Indoor Farms Thrive in Covid Era

Last month, Bloomberg writer Deena Shanker reported that, “By Saturday, March 14, even before Mayor Bill de Blasio announced the shutdown of all in-restaurant dining in New York City the next night, Viraj Puri, chief executive officer of the Brooklyn, N.Y.-based indoor urban farming company Gotham Greens, found his business had essentially changed overnight.

“His major restaurant customers were suspending all orders ‘until further notice,’ while the grocers, including Whole Foods Market, FreshDirect, and other major chains were doing the opposite, asking for huge increases in product and extra deliveries of the company’s locally grown greens and herbs. (Puri declined to share the food service-retail split for his business, but he says restaurants are the smaller piece.) ‘My phone was buzzing off the hook from the largest supermarkets, saying can you run extra trucks,’ he says. Gotham was ready—it had just opened three facilities in Baltimore, Chicago, and Providence and had another opening in Denver in May, almost tripling its production capacity. In the immediate days after the pandemic declaration, the company increased planting by more than 20%. ‘For me, it’s seed as much as you can,’ says Jenn Frymark, a managing partner who also serves as the company’s ‘chief greenhouse officer.'”
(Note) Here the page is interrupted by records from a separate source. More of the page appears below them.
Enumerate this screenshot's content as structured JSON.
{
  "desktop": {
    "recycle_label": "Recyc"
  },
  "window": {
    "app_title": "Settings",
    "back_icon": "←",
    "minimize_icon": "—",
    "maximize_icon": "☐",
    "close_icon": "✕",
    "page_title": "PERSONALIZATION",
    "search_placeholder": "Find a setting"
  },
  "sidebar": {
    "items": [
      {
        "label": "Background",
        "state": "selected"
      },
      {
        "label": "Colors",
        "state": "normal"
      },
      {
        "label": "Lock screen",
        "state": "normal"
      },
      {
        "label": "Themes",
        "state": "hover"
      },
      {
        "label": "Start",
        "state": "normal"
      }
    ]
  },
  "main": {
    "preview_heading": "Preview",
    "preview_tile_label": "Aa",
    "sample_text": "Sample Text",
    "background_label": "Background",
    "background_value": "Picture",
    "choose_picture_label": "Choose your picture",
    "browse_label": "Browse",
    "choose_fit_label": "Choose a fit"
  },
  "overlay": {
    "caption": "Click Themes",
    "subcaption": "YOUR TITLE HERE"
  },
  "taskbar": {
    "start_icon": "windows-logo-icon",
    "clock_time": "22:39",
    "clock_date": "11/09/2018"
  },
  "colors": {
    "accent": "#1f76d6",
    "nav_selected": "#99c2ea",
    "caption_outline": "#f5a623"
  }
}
Ms. Shanker noted that, “Unlike typical field operations, with separate planting and harvesting seasons, Gotham Greens runs continual, year-round seasons in its hydroponic, urban greenhouses, often built on the sites of now defunct industrial businesses, including a former Bethlehem Steel Corp. plant in Baltimore and an old toy factory in Queens, N.Y. It focuses on such greens as butterhead lettuce, basil, and, especially since the many food-borne illness outbreaks that have come out of West Coast production, romaine lettuce. Packaged in chic 4.5-ounce plastic clamshells, the salad basics can go for more than twice the price of their direct competitors, which explains why Puri is so singularly focused on the greens market, at least for now.”

“When major farms around the country saw their food service business disappear almost overnight, many were left dumping produce and plowing it under while it was still in the fields. Puri says that Gotham, while it did donate some product that would have headed to food service, didn’t dump anything. Some of its customers, such as restaurant distributor Baldor Specialty Foods Inc. and lunch chain Just Salad, kept buying product but sold it retail,” the article said.

The Bloomberg article added that, “Startup costs for indoor farming operations can be very high, as are electricity bills, depending on the energy source, and supermarket prices often reflect that. Yet the benefits of longer shelf life, lower water use, and fewer (if any) pesticides and food-borne bacteria will continue to make these models attractive.”